The extra grip of radial tyres in 1971 not only placed more strain on the flawed steering box mounting, the higher and wider body plus the significant weight penalty (1404kg vs the HQ’s 1327kg) added forces never intended for the R Series Valiant underpinnings. The standard cross-ply tyres which were almost as skinny as those on an FB Holden in 1960 made it less obvious. The VH Pacer and other upmarket models were fitted with a front anti-roll bar and firmer torsion bar settings which cut the weight transfer and improved handling but extra ride harshness was the trade-off.

The lack of a local four speed manual also became more of an issue with the heavier Pacer. Although the brilliant new 265 engine made the VH Pacer the fastest and arguably most desirable sporty six cylinder sedan made in Australia, it would have been so much better with a four speed manual. By the time a four speed manual was offered, the focus had moved to the Charger and only a tiny number (37 according to some estimates) of Pacers were sold with this gearbox.

This is what Australians should have been looking at in 1971. By the late 1970s-early 1980s, it all looked a little tragic against the VB Commodore and XD Falcon although better late than never. Note the upper bodyside pinstripe and C-pillar accent which was closer to the side glass line and rising rear profile that the Australians wanted. No less than the CL-CM’s four headlight front and separate grille were needed in 1971 to lift the Valiant back into its cut-above positioning after the tired VF-VG. Instead, Chrysler US appointed a US cost-cutter as local chief in 1973 who then berated and slashed local staff who had been trying to market a design that needed to lose its US excesses immediately.  



The VH Valiant was a courageous effort and had the right ingredients to underwrite a future for Chrysler Australia independent of the parent company’s financial strife. It would be too easy to blame the lack of funds for the VH’s shortcomings. The real culprit was the offshore priorities of a development team totally out of touch with changing Australian tastes and requirements. As Australian roads improved dramatically, a car’s ability to handle high speed bends and sudden changes in road surface without stressing the driver had become more important.
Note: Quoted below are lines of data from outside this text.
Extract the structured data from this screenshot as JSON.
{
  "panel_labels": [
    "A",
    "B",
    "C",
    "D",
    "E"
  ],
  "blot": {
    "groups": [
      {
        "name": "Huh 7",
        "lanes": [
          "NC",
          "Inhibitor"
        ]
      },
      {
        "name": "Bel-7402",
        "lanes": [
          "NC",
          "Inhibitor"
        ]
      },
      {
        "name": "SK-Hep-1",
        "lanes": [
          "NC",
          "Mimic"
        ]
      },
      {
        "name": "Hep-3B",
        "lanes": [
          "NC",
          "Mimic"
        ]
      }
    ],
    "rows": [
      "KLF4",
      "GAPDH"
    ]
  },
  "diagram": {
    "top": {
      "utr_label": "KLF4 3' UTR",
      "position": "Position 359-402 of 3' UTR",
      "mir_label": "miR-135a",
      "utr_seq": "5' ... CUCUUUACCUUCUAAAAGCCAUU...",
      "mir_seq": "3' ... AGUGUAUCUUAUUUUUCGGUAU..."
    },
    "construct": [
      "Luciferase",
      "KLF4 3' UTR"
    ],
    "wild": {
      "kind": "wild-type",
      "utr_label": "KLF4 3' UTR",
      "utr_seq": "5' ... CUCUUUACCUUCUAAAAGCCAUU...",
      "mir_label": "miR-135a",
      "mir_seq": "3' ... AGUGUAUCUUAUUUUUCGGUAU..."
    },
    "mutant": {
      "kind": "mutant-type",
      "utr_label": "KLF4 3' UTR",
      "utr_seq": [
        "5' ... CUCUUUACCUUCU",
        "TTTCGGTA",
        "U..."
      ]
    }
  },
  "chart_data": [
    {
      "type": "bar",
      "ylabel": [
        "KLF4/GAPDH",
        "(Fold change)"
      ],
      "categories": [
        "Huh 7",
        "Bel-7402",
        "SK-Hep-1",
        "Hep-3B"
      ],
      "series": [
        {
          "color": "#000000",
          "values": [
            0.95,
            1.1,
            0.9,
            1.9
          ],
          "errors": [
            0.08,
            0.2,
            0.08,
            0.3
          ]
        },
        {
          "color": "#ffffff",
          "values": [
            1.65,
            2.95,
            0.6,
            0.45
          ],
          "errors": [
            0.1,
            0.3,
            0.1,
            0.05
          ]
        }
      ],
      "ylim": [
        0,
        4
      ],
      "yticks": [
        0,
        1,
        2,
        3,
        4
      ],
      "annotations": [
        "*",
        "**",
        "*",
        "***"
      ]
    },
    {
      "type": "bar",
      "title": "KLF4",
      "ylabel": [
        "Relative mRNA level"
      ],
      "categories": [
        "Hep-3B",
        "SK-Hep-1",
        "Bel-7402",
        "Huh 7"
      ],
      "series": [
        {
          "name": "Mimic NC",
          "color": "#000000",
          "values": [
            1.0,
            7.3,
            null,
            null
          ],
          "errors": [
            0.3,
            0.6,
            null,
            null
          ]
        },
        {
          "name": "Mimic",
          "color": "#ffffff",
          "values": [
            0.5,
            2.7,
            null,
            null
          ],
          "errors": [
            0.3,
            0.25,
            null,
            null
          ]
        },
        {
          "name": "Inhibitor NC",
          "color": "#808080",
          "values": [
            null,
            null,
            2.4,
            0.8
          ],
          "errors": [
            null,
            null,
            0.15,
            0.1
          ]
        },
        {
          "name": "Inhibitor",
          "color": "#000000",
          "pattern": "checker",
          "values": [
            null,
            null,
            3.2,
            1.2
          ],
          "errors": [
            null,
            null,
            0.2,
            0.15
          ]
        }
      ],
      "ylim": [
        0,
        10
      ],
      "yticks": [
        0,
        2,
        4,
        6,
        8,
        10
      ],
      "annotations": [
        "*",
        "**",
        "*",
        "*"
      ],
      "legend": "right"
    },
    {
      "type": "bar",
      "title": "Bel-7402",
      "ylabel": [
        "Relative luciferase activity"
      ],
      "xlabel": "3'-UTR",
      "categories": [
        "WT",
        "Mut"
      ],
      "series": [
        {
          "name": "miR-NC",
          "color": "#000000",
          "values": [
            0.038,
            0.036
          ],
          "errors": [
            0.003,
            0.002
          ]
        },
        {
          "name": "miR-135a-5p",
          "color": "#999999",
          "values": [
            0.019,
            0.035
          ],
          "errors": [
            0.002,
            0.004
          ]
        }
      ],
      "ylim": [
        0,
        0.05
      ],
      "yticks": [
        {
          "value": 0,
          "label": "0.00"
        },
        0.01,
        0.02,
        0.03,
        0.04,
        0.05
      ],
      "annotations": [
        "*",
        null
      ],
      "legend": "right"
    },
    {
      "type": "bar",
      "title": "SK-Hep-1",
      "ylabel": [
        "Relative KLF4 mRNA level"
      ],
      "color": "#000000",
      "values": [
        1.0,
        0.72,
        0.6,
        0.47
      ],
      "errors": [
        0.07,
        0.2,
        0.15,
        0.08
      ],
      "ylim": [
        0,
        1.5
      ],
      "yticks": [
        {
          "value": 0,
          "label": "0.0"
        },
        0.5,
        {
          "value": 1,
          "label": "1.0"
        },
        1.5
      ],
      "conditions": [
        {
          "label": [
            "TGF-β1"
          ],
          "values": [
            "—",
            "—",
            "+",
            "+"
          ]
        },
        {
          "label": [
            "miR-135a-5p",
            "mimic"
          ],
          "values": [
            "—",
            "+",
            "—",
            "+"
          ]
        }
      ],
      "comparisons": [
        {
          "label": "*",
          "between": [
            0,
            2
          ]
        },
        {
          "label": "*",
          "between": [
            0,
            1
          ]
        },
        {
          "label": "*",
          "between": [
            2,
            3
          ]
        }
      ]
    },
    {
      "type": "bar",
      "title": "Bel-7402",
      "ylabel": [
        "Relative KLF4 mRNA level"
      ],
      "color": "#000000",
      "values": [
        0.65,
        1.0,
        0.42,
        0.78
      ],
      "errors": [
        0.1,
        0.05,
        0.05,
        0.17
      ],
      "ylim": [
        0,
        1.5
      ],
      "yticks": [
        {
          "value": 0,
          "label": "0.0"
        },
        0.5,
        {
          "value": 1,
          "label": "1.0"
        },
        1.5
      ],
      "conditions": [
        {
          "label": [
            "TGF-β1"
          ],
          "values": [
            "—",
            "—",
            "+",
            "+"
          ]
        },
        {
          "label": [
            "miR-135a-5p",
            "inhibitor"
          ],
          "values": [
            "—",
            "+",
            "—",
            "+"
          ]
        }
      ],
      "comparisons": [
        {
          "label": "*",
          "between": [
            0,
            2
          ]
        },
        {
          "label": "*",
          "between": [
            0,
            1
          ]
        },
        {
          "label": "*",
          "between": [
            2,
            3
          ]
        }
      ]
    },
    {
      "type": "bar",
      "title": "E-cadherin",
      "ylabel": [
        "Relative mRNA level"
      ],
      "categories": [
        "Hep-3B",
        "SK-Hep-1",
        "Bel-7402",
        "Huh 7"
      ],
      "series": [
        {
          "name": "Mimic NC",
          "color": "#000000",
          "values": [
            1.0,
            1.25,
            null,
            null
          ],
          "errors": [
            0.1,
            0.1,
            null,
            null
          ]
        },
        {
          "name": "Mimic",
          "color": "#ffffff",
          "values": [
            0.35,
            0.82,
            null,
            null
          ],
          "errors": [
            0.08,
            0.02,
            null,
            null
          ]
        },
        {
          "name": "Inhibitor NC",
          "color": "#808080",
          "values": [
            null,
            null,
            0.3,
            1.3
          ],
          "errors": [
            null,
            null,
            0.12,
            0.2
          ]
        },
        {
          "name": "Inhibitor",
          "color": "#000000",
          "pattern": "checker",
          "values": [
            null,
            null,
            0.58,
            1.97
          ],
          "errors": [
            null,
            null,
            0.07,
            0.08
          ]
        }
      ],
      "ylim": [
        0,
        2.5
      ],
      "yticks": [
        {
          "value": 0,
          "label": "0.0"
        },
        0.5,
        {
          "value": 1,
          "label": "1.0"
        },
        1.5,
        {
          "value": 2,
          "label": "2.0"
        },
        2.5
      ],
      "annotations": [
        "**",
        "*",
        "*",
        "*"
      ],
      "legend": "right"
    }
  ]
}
Instead of the white elephant VH/CH hardtop, which sold only 1420 examples across both model ranges, adding face level flow-through ventilation, centring the engine and attaching the steering to the K-frame as Chrysler US did in 1962, were far more important objectives that remained unaddressed.

Yet none of this would have worked either if the styling issues were not addressed. Both Brian Smyth from Australia and Bob Hubbach from the US knew exactly what was needed for the Australian market as proven by their combined efforts with the Charger yet both were ignored when it came to the rest of the range.

Chrysler destroyed almost everything it touched during this period and to hope Australia might avoid its poor judgement and sometimes witless management which brought the parent company to its knees proved ultimately futile. By the end of 1973, most of those who could turn this around had left.